Medikal alan gözde meslekler arasında
Acıbadem Üniversitesi Sağlık Bilimleri Fakültesi Sağlık Yönetimi Bölüm Başkanı Doç. Dr. S. Haluk Özsarı, yapılan araştırmaların, 2020'ye kadar büyüme hızları ile gelişen sağlık meslekleri arasında ilk 5'de; yüzde 62 ile biyomedikal mühendisi, yüzde 38 ile dentalhijyenist, yüzde 39 ile fizyoterapist, yüzde 33 ile ergoterapist ve optometrist, yüzde 23 ile konuşma terapisti gibi mesleklerinin geldiğini belirterek; "Sağlıkta insan kaynağında sayısal olarak daha kat etmemiz gereken epeyce mesafe var. Önemli olan ülkemizde sağlıklı bir sağlık insan kaynakları planlaması yapılamadığı gerçeğidir. Sağlıkta insan kaynağını planlayan, yetiştiren ve çalıştıran kurumlar arasında önce koordinasyon daha sonra da ortak bir vizyon ile politika belirlenmesi gerekmektedir. 2023 vizyonu kapsamında yapılmaya başlanan bu çalışmaların sağlıklı yürüyebilmesi için ortak akıl şarttır.

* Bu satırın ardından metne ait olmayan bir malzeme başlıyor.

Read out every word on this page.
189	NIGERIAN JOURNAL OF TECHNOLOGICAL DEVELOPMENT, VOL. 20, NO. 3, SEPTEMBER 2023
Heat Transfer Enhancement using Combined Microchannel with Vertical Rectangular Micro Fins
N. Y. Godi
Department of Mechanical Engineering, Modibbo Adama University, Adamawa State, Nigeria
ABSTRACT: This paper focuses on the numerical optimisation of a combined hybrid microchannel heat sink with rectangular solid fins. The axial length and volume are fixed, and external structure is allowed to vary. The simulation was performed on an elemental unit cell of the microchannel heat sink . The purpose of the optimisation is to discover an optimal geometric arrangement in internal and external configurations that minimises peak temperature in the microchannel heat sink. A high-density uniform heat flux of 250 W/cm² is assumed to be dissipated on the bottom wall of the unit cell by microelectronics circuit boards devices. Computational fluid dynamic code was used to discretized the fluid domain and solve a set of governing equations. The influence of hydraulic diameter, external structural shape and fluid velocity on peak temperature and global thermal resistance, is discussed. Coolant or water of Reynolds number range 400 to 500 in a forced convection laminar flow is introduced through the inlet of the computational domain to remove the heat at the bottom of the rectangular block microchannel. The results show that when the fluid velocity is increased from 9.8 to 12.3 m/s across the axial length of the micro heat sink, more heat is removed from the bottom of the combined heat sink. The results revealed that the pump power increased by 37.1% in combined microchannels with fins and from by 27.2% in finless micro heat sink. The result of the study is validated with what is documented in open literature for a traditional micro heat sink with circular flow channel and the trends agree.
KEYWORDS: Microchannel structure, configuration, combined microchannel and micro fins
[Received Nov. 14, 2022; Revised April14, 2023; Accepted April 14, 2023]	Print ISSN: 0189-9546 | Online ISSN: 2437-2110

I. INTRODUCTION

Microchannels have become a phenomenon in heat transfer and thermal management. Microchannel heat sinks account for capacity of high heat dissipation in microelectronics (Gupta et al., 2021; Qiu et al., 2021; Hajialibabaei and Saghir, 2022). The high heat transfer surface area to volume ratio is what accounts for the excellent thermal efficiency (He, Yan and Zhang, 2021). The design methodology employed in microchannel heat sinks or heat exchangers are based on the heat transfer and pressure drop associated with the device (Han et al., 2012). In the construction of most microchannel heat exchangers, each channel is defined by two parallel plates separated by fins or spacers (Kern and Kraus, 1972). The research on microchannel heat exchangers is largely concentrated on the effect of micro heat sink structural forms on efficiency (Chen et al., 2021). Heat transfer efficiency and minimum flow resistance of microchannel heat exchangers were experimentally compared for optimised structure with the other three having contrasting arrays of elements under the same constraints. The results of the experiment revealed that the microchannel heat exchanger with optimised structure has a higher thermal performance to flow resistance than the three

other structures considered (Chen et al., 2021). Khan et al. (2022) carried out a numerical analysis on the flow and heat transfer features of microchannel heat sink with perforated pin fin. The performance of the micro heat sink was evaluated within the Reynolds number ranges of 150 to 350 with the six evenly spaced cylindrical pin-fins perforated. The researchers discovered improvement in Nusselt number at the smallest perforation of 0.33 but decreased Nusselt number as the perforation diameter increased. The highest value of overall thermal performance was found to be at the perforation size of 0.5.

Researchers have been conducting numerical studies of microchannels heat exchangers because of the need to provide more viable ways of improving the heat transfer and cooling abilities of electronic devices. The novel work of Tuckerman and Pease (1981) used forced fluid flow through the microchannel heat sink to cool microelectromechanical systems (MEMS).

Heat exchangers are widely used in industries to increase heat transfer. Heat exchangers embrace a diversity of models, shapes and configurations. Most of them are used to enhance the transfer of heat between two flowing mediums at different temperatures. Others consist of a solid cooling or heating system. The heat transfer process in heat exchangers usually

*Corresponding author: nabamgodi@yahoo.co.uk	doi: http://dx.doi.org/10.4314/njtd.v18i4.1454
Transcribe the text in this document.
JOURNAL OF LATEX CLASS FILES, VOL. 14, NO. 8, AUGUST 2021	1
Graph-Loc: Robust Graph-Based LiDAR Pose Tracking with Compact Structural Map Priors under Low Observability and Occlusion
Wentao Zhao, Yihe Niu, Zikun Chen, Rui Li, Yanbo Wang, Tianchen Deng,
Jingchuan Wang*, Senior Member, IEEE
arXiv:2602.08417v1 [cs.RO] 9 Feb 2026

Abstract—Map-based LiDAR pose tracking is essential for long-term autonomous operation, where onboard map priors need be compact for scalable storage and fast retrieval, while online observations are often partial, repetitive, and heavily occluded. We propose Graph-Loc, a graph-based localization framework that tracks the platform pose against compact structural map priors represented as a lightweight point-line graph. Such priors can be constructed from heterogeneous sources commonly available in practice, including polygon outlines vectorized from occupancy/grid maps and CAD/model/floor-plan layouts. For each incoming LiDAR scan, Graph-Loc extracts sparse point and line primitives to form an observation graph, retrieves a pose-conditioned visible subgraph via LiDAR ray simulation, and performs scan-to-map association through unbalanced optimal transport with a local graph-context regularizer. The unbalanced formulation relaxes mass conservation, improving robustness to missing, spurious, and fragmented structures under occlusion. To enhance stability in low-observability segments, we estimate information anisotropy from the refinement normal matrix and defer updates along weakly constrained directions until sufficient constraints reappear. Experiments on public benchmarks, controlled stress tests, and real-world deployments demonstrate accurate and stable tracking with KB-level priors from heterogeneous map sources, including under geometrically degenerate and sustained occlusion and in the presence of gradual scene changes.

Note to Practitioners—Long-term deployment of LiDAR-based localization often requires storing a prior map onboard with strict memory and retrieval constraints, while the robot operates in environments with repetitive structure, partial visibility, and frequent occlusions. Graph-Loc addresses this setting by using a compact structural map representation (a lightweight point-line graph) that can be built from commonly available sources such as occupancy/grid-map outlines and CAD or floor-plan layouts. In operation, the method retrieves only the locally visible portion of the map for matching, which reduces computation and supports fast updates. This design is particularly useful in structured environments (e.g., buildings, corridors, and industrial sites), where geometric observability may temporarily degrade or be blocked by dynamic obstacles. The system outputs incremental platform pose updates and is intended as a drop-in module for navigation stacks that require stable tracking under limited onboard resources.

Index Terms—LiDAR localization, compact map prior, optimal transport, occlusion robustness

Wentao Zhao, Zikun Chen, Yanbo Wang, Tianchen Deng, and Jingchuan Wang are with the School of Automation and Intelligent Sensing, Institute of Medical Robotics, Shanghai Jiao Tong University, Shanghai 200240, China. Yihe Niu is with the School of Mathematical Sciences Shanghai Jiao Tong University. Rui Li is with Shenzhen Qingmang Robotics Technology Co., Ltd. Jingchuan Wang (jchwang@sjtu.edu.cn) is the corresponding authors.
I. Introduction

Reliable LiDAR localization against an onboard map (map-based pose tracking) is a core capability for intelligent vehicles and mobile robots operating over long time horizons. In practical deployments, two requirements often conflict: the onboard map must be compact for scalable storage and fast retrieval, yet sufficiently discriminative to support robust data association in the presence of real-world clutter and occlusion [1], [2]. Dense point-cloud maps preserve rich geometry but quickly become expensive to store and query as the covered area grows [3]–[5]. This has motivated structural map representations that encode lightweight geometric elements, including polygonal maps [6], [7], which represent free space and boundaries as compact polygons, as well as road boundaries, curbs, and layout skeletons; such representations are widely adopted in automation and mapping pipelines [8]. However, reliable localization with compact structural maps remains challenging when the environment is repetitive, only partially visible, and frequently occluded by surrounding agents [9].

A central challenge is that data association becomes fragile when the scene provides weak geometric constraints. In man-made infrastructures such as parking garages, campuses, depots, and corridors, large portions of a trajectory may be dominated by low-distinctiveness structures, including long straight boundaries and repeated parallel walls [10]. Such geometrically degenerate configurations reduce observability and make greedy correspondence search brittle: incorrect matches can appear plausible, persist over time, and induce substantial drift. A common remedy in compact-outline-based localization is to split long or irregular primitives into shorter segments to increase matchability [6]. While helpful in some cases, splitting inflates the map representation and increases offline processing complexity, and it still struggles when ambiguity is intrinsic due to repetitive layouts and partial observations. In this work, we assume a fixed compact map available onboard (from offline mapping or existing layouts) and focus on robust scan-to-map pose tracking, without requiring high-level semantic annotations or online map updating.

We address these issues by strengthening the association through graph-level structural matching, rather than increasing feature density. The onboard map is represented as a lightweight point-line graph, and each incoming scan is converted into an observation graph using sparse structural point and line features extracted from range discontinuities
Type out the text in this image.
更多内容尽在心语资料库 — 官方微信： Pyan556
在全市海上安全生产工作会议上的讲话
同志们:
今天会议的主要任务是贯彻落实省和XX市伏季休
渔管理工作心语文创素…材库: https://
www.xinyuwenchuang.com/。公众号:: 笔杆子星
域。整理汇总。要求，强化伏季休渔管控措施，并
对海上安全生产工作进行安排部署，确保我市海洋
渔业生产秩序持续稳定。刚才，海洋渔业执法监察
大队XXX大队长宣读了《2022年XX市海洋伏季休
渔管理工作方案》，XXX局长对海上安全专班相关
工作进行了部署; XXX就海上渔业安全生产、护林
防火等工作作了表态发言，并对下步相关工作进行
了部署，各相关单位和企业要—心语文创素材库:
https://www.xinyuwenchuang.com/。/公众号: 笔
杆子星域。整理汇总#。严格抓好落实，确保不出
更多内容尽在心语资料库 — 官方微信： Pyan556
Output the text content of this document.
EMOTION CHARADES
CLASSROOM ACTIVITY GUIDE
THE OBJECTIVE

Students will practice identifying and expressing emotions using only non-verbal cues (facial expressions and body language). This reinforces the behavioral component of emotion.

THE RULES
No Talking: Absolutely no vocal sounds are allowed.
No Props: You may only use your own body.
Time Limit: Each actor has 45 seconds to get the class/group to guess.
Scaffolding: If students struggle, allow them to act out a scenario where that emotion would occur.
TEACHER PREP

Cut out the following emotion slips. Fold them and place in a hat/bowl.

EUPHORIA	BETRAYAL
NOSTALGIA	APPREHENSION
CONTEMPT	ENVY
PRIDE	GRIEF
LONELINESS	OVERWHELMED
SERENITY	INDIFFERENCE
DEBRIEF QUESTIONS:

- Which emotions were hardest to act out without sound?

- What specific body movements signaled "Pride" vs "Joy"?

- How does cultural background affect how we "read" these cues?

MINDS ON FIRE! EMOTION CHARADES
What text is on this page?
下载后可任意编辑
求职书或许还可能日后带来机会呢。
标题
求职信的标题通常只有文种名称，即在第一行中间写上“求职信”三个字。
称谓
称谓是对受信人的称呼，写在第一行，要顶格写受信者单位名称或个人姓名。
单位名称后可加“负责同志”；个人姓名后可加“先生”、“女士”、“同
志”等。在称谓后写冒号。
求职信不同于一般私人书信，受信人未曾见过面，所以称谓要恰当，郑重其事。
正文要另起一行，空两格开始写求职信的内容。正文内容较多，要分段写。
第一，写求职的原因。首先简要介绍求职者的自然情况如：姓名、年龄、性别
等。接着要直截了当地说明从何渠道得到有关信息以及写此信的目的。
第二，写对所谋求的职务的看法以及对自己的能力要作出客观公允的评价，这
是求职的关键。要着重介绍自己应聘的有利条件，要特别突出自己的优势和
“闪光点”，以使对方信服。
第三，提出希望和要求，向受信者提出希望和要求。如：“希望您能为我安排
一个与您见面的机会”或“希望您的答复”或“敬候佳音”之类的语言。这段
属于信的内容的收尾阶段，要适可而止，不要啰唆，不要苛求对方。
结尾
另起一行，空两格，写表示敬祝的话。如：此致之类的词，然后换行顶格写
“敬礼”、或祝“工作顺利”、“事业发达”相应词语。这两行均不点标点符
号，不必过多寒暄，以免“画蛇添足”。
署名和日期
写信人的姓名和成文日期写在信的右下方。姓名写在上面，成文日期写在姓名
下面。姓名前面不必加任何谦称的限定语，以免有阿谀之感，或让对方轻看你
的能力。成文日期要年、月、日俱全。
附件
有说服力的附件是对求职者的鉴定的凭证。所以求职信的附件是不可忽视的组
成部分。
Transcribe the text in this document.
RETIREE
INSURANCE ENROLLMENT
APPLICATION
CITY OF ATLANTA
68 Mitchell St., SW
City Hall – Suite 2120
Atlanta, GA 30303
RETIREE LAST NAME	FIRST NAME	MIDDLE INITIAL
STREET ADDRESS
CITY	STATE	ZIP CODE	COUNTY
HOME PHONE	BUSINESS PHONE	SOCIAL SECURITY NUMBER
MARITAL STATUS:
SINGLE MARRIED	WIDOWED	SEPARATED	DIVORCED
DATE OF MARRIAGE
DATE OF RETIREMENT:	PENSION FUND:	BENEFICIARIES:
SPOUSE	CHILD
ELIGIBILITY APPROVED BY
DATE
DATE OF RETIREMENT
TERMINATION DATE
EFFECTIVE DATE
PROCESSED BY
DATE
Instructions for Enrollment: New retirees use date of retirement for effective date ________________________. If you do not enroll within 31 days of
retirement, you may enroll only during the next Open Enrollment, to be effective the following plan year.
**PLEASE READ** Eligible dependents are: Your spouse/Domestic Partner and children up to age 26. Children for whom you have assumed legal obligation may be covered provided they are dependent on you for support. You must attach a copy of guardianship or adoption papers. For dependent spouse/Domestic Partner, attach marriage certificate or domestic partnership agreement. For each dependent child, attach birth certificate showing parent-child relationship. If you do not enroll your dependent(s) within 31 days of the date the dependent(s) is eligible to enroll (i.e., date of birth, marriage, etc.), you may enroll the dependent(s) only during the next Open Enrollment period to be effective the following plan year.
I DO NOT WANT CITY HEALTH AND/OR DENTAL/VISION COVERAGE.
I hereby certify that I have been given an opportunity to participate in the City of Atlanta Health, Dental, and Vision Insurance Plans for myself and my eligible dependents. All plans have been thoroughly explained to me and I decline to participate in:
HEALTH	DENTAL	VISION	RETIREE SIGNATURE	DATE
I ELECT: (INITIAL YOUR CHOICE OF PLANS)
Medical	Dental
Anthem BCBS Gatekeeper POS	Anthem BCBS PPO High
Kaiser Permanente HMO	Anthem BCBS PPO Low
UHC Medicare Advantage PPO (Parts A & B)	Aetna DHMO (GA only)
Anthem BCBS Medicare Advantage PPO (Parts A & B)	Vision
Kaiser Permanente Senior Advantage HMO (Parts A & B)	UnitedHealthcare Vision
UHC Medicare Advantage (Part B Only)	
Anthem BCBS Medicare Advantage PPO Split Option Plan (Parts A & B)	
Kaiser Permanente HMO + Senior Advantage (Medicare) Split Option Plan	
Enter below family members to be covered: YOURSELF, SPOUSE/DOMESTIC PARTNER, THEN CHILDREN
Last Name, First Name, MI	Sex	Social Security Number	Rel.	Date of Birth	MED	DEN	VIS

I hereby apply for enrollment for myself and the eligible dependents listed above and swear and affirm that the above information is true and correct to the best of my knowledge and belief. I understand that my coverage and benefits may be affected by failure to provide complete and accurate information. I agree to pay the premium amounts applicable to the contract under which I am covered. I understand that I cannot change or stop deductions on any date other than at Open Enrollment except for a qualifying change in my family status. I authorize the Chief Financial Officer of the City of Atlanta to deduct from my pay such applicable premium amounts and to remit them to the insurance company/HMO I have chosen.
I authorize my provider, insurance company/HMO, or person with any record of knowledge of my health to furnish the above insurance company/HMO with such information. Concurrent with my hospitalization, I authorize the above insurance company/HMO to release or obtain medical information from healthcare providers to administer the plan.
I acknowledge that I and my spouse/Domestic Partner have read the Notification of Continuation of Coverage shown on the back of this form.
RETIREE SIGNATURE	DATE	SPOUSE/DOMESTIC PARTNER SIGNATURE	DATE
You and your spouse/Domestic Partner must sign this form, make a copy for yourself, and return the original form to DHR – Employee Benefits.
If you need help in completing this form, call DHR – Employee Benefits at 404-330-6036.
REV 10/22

Sağlık insan kaynakları planlamasının koordinatörünün kim olduğu belli olmalı ve bu koordinatör 10-20-50 yıllık perspektiflerde ilgili paydaşlarıyla birlikte; hangi yıl, hangi sağlık meslek grubunda, kaç kişiye ihtiyaç olacağı ile bunların nerelerde ve hangi standartlarda yetiştirileceğini belirlemelidir. Bence sağlık insan kaynakları konusunda koordinatör güç Sağlık Bakanlığı olmalıdır. Sağlıkta insan kaynakları planlaması; doğru sayıda kişinin, doğru yer ve zamanda, doğru becerilerle, doğru tutum ve davranışlarla, doğru maliyetle istihdam edilmesi ilkelerini sağlamaya dayanır." diyor.